Johnson & Johnson (JNJ) is weighing a higher takeover offer for medical-device maker Guidant Corp. (GDT) in a move to thwart a $25 billion bid from rival suitor Boston Scientific Corp. (BSX), a source familiar with the situation said on Wednesday.

The Guidant board of directors is meeting Wednesday afternoon with an announcement expected after the market closes, the source said.

J&J and Guidant have held discussions since Boston Scientific submitted its definitive bid for Guidant on Sunday, the source said. A decision on a potential new bid is imminent, said the source, who declined to be identified by name.

J&J agreed to buy Guidant in December 2004 to gain a greater share of the $10 billion market for devices that help regulate heart beats. But J&J slashed its offer in November following safety concerns and litigation over Guidant's heart products, opening the door for Boston Scientific to make its offer.

Boston Scientific, which makes cardiovascular devices and products used in oncology and urology, formalized its offer on Sunday and set a January 19 deadline for Guidant to respond. Guidant shareholders are scheduled to vote on the J&J pact on January 31.

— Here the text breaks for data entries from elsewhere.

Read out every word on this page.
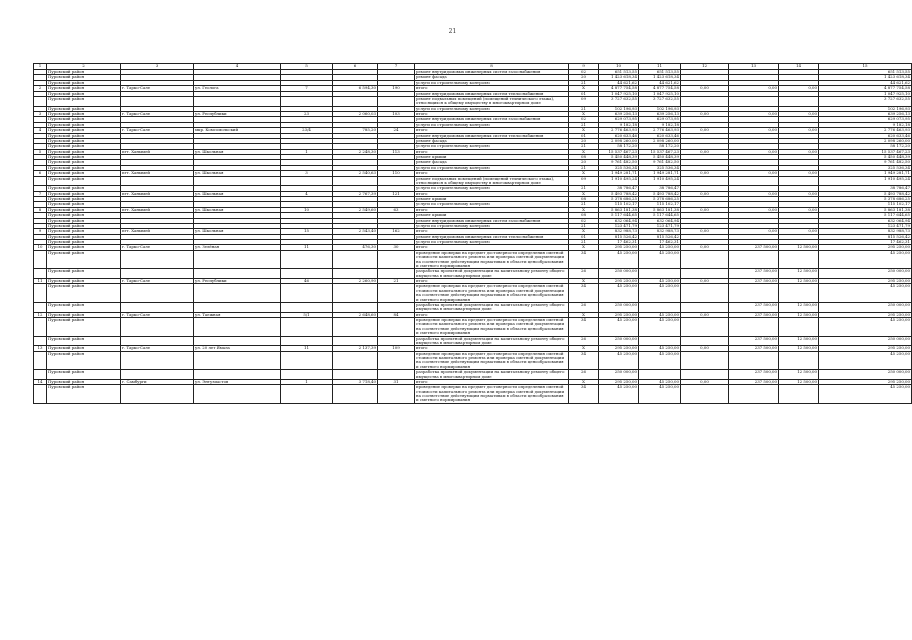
21
1	2	3	4	5	6	7	8	9	10	11	12	13	14	15
	Пуровский район						ремонт внутридомовых инженерных систем газоснабжения	02	651 513,55	651 513,55				651 513,55
	Пуровский район						ремонт фасада	20	1 423 618,34	1 423 618,34				1 423 618,34
	Пуровский район						услуги по строительному контролю	21	44 621,62	44 621,62				44 621,62
2	Пуровский район	г. Тарко-Сале	ул. Геолога	7	6 594,30	190	итого	X	4 877 754,58	4 877 754,58	0,00	0,00	0,00	4 877 754,58
	Пуровский район						ремонт внутридомовых инженерных систем теплоснабжения	01	1 047 925,10	1 047 925,10				1 047 925,10
	Пуровский район						ремонт подвальных помещений (помещений технического этажа), относящихся к общему имуществу в многоквартирном доме	09	3 727 632,55	3 727 632,55				3 727 632,55
	Пуровский район						услуги по строительному контролю	21	102 196,93	102 196,93				102 196,93
3	Пуровский район	г. Тарко-Сале	ул. Республики	23	2 060,03	103	итого	X	639 256,13	639 256,13	0,00	0,00	0,00	639 256,13
	Пуровский район						ремонт внутридомовых инженерных систем газоснабжения	02	629 073,95	629 073,95				629 073,95
	Пуровский район						услуги по строительному контролю	21	9 182,18	9 182,18				9 182,18
4	Пуровский район	г. Тарко-Сале	мкр. Комсомольский	23/4	785,20	24	итого	X	2 776 463,93	2 776 463,93	0,00	0,00	0,00	2 776 463,93
	Пуровский район						ремонт внутридомовых инженерных систем теплоснабжения	01	620 633,46	620 633,46				620 633,46
	Пуровский район						ремонт фасада	20	2 098 260,00	2 098 260,00				2 098 260,00
	Пуровский район						услуги по строительному контролю	21	58 172,20	58 172,20				58 172,20
5	Пуровский район	пгт. Ханымей	ул. Школьная	1	2 248,30	113	итого	X	15 537 467,23	15 537 467,23	0,00	0,00	0,00	15 537 467,23
	Пуровский район						ремонт крыши	08	5 450 448,39	5 450 448,39				5 450 448,39
	Пуровский район						ремонт фасада	20	9 761 482,50	9 761 482,50				9 761 482,50
	Пуровский район						услуги по строительному контролю	21	325 536,34	325 536,34				325 536,34
6	Пуровский район	пгт. Ханымей	ул. Школьная	3	2 540,63	110	итого	X	1 949 281,71	1 949 281,71	0,00	0,00	0,00	1 949 281,71
	Пуровский район						ремонт подвальных помещений (помещений технического этажа), относящихся к общему имуществу в многоквартирном доме	09	1 910 495,24	1 910 495,24				1 910 495,24
	Пуровский район						услуги по строительному контролю	21	38 786,47	38 786,47				38 786,47
7	Пуровский район	пгт. Ханымей	ул. Школьная	4	2 767,39	121	итого	X	5 493 788,42	5 493 788,42	0,00	0,00	0,00	5 493 788,42
	Пуровский район						ремонт крыши	08	5 378 686,25	5 378 686,25				5 378 686,25
	Пуровский район						услуги по строительному контролю	21	115 102,17	115 102,17				115 102,17
8	Пуровский район	пгт. Ханымей	ул. Школьная	10	2 549,60	63	итого	X	5 863 181,38	5 863 181,38	0,00	0,00	0,00	5 863 181,38
	Пуровский район						ремонт крыши	08	5 117 644,65	5 117 644,65				5 117 644,65
	Пуровский район						ремонт внутридомовых инженерных систем газоснабжения	02	632 064,94	632 064,94				632 064,94
	Пуровский район						услуги по строительному контролю	21	123 471,79	123 471,79				123 471,79
9	Пуровский район	пгт. Ханымей	ул. Школьная	15	2 543,40	162	итого	X	832 988,73	832 988,73	0,00	0,00	0,00	832 988,73
	Пуровский район						ремонт внутридомовых инженерных систем теплоснабжения	01	815 526,42	815 526,42				815 526,42
	Пуровский район						услуги по строительному контролю	21	17 462,31	17 462,31				17 462,31
10	Пуровский район	г. Тарко-Сале	ул. Зелёная	11	476,30	30	итого	X	295 250,00	45 250,00	0,00	237 500,00	12 500,00	295 250,00
	Пуровский район						проведение проверки на предмет достоверности определения сметной стоимости капитального ремонта или проверка сметной документации на соответствие действующим нормативам в области ценообразования и сметного нормирования	34	45 250,00	45 250,00				45 250,00
	Пуровский район						разработка проектной документации на капитальному ремонту общего имущества в многоквартирном доме	26	250 000,00			237 500,00	12 500,00	250 000,00
11	Пуровский район	г. Тарко-Сале	ул. Республики	46	2 260,90	21	итого	X	295 250,00	45 250,00	0,00	237 500,00	12 500,00	295 250,00
	Пуровский район						проведение проверки на предмет достоверности определения сметной стоимости капитального ремонта или проверка сметной документации на соответствие действующим нормативам в области ценообразования и сметного нормирования	34	45 250,00	45 250,00				45 250,00
	Пуровский район						разработка проектной документации на капитальному ремонту общего имущества в многоквартирном доме	26	250 000,00			237 500,00	12 500,00	250 000,00
12	Пуровский район	г. Тарко-Сале	ул. Таежная	5/1	2 648,60	84	итого	X	295 250,00	45 250,00	0,00	237 500,00	12 500,00	295 250,00
	Пуровский район						проведение проверки на предмет достоверности определения сметной стоимости капитального ремонта или проверка сметной документации на соответствие действующим нормативам в области ценообразования и сметного нормирования	34	45 250,00	45 250,00				45 250,00
	Пуровский район						разработка проектной документации на капитальному ремонту общего имущества в многоквартирном доме	26	250 000,00			237 500,00	12 500,00	250 000,00
13	Пуровский район	г. Тарко-Сале	ул. 20 лет Ямала	11	2 137,39	109	итого	X	295 250,00	45 250,00	0,00	237 500,00	12 500,00	295 250,00
	Пуровский район						проведение проверки на предмет достоверности определения сметной стоимости капитального ремонта или проверка сметной документации на соответствие действующим нормативам в области ценообразования и сметного нормирования	34	45 250,00	45 250,00				45 250,00
	Пуровский район						разработка проектной документации на капитальному ремонту общего имущества в многоквартирном доме	26	250 000,00			237 500,00	12 500,00	250 000,00
14	Пуровский район	г. Самбурги	ул. Энтузиастов	1	3 718,40	31	итого	X	295 250,00	45 250,00	0,00	237 500,00	12 500,00	295 250,00
	Пуровский район						проведение проверки на предмет достоверности определения сметной стоимости капитального ремонта или проверка сметной документации на соответствие действующим нормативам в области ценообразования и сметного нормирования	34	45 250,00	45 250,00				45 250,00
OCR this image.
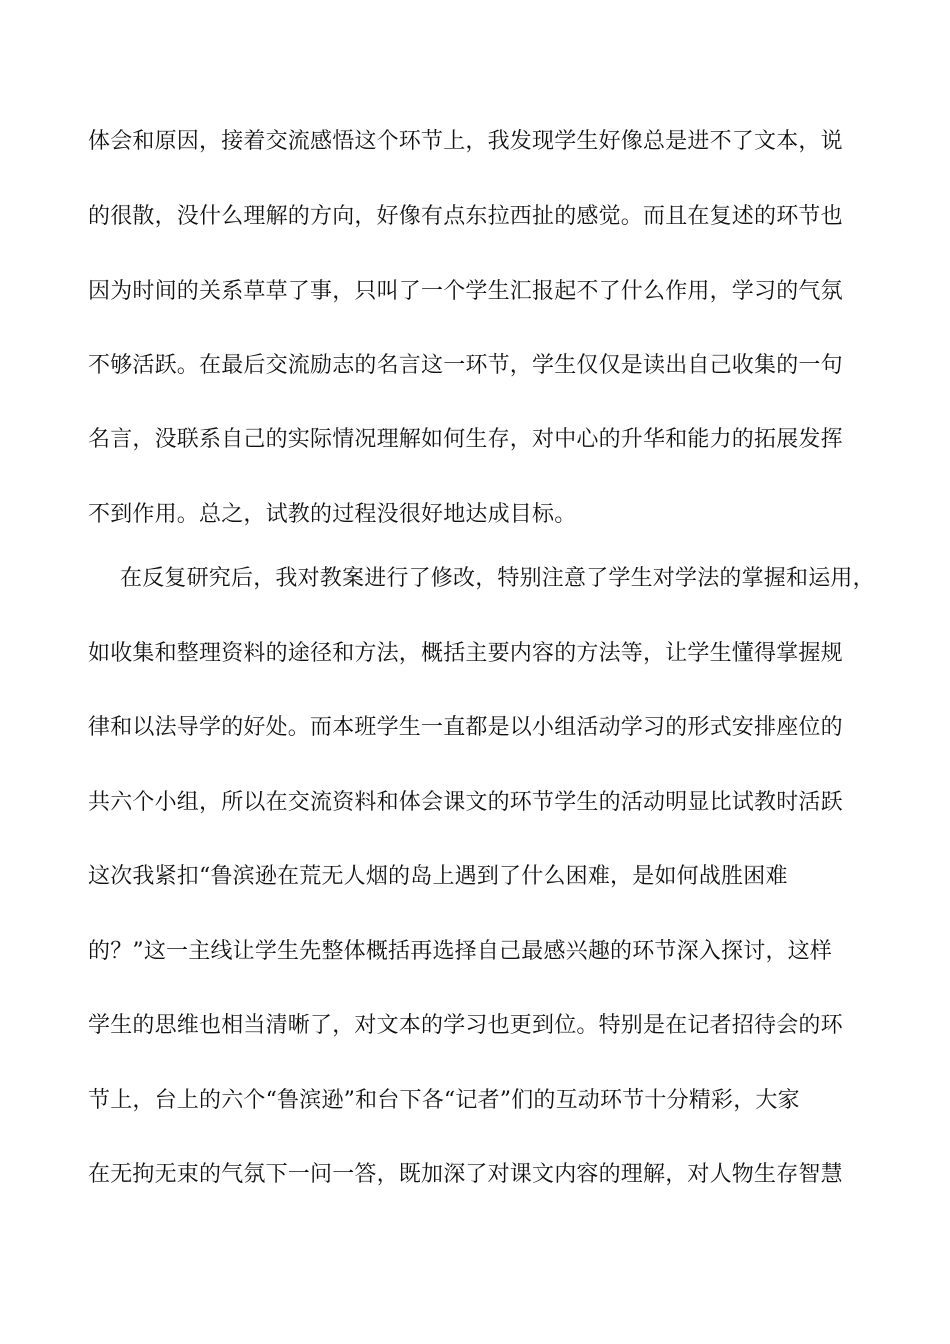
体会和原因，接着交流感悟这个环节上，我发现学生好像总是进不了文本，说
的很散，没什么理解的方向，好像有点东拉西扯的感觉。而且在复述的环节也
因为时间的关系草草了事，只叫了一个学生汇报起不了什么作用，学习的气氛
不够活跃。在最后交流励志的名言这一环节，学生仅仅是读出自己收集的一句
名言，没联系自己的实际情况理解如何生存，对中心的升华和能力的拓展发挥
不到作用。总之，试教的过程没很好地达成目标。
在反复研究后，我对教案进行了修改，特别注意了学生对学法的掌握和运用，
如收集和整理资料的途径和方法，概括主要内容的方法等，让学生懂得掌握规
律和以法导学的好处。而本班学生一直都是以小组活动学习的形式安排座位的
共六个小组，所以在交流资料和体会课文的环节学生的活动明显比试教时活跃
这次我紧扣“鲁滨逊在荒无人烟的岛上遇到了什么困难，是如何战胜困难
的？”这一主线让学生先整体概括再选择自己最感兴趣的环节深入探讨，这样
学生的思维也相当清晰了，对文本的学习也更到位。特别是在记者招待会的环
节上，台上的六个“鲁滨逊”和台下各“记者”们的互动环节十分精彩，大家
在无拘无束的气氛下一问一答，既加深了对课文内容的理解，对人物生存智慧
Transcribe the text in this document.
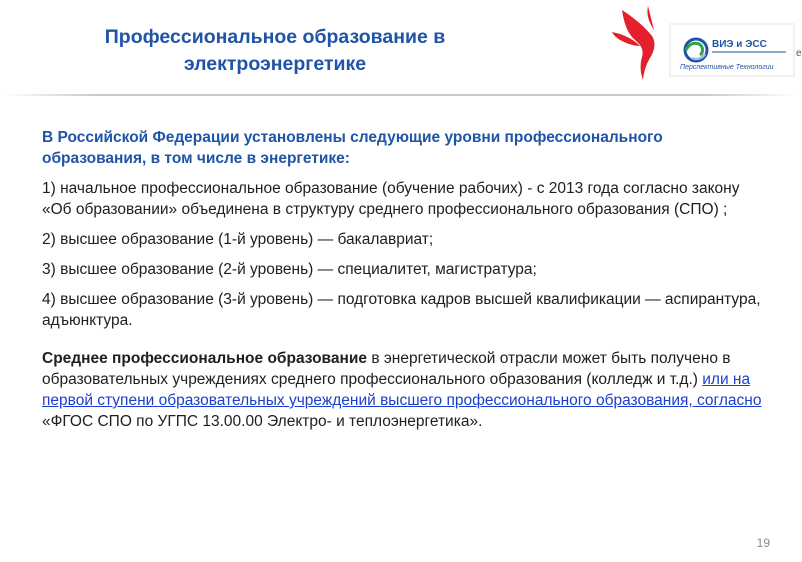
Профессиональное образование в
электроэнергетике
ВИЭ и ЭСС
Перспективные Технологии
е

В Российской Федерации установлены следующие уровни профессионального образования, в том числе в энергетике:

1) начальное профессиональное образование (обучение рабочих) - с 2013 года согласно закону «Об образовании» объединена в структуру среднего профессионального образования (СПО) ;

2) высшее образование (1-й уровень) — бакалавриат;

3) высшее образование (2-й уровень) — специалитет, магистратура;

4) высшее образование (3-й уровень) — подготовка кадров высшей квалификации — аспирантура, адъюнктура.

Среднее профессиональное образование в энергетической отрасли может быть получено в образовательных учреждениях среднего профессионального образования (колледж и т.д.) или на первой ступени образовательных учреждений высшего профессионального образования, согласно «ФГОС СПО по УГПС 13.00.00 Электро- и теплоэнергетика».

19
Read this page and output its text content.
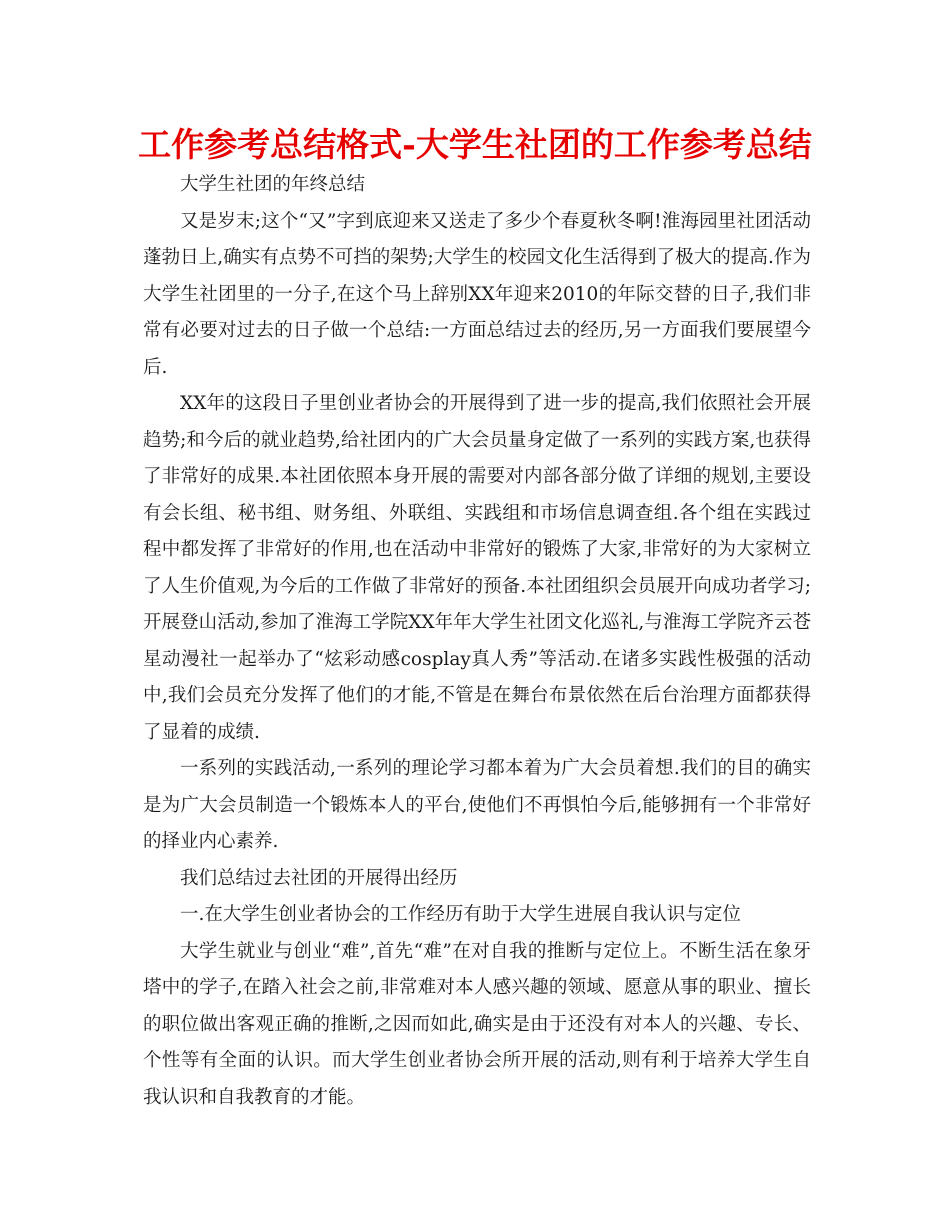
工作参考总结格式-大学生社团的工作参考总结

大学生社团的年终总结

又是岁末;这个“又”字到底迎来又送走了多少个春夏秋冬啊!淮海园里社团活动蓬勃日上,确实有点势不可挡的架势;大学生的校园文化生活得到了极大的提高.作为大学生社团里的一分子,在这个马上辞别XX年迎来2010的年际交替的日子,我们非常有必要对过去的日子做一个总结:一方面总结过去的经历,另一方面我们要展望今后.

XX年的这段日子里创业者协会的开展得到了进一步的提高,我们依照社会开展趋势;和今后的就业趋势,给社团内的广大会员量身定做了一系列的实践方案,也获得了非常好的成果.本社团依照本身开展的需要对内部各部分做了详细的规划,主要设有会长组、秘书组、财务组、外联组、实践组和市场信息调查组.各个组在实践过程中都发挥了非常好的作用,也在活动中非常好的锻炼了大家,非常好的为大家树立了人生价值观,为今后的工作做了非常好的预备.本社团组织会员展开向成功者学习;开展登山活动,参加了淮海工学院XX年年大学生社团文化巡礼,与淮海工学院齐云苍星动漫社一起举办了“炫彩动感cosplay真人秀”等活动.在诸多实践性极强的活动中,我们会员充分发挥了他们的才能,不管是在舞台布景依然在后台治理方面都获得了显着的成绩.

一系列的实践活动,一系列的理论学习都本着为广大会员着想.我们的目的确实是为广大会员制造一个锻炼本人的平台,使他们不再惧怕今后,能够拥有一个非常好的择业内心素养.

我们总结过去社团的开展得出经历

一.在大学生创业者协会的工作经历有助于大学生进展自我认识与定位

大学生就业与创业“难”,首先“难”在对自我的推断与定位上。不断生活在象牙塔中的学子,在踏入社会之前,非常难对本人感兴趣的领域、愿意从事的职业、擅长的职位做出客观正确的推断,之因而如此,确实是由于还没有对本人的兴趣、专长、个性等有全面的认识。而大学生创业者协会所开展的活动,则有利于培养大学生自我认识和自我教育的才能。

J&J's offer is currently valued at about $64.36 a share, or $21.9 billion. Boston Scientific's offer, meanwhile, is valued at $72 a share, or $25 billion.

"Our $72 offer is higher than J&J's and there is strong upside potential over time," Boston Scientific spokesman Paul Donovan said in response to rumors that J&J would raise its bid. "Don't count us out."

"I think J&J is going to be very firm and very resolute, but I think they're probably willing to go a bit higher," said Steven Scruggs, the portfolio manager of Queens Road Funds, which owns J&J shares.

Scruggs said he would support a higher bid as long as it did not exceed $70.

"I think Guidant is worth more to J&J than it is to Boston Scientific," he added. "Boston Scientific probably could raise its bid, but anything over $72 is too much."

One trader, who asked not to be named, believes J&J will raise its offer to $70 per share, forcing Boston Scientific to increase its offer.

"Boston can probably stretch to $76. I don't know if they'll want to. They've already said they don't care about near-term dilution. If J&J is anywhere near $70, Boston will come back and raise it. They'll take out every piece of debt that the market is willing to lend."

Fund manager Sherwood Small, whose Boston Private Value Fund owns J&J shares, said both Boston Scientific and J&J need the Guidant unit that sells profitable implantable cardioverter defibrillators, among the fastest-growing segments of the medical device sector.


"The difference is, for Boston Scientific, this is a bet-the-ranch deal," he said, adding that, if Boston Scientific is not successful in this contest, it will have to buy another company or else be bought itself.

Allen Michel, a merger and acquisition professor at Boston University School of Management, contends that the winner of the contest will be the loser.

"Whenever you have multiple bidding ... the firm that wins usually ends up paying too much. It's a phenomenon that's known on Wall Street as the 'winner's curse."'

He said it is plausible that a third party will come in with an offer, which would increase the chances that the ultimate acquirer of Guidant will pay more than the company is worth.

But options traders said the options market was not reflecting expectations for a bidding contest.

"When you look at the options in Guidant to see if there is any indication of speculation regarding an increase in the bid for the company from anyone, one indicator is the volatility of the at-the-money options," said Herb Kurlan, president of Vtrader, an online proprietary options and stock trading firm.

"The implied volatility of at-the-money calls in Guidant is around 18 percentage points ... for a takeover speculative stock that is not a very high volatility," he said.

Implied volatility is the anticipated volatility of the stock as suggested by its option prices.

Hedge fund Elliott Associates LP, a Guidant shareholder, on Tuesday urged Guidant to favor the Boston Scientific bid over the pact with J&J. The fund said "anything less than $71 per share from J&J should not be accepted."

Guidant shares were up $1.15, or 1.66 percent, at $70.54 afternoon trading on the New York Stock Exchange.

J&J declined to comment. Guidant could not be immediately reached for comment.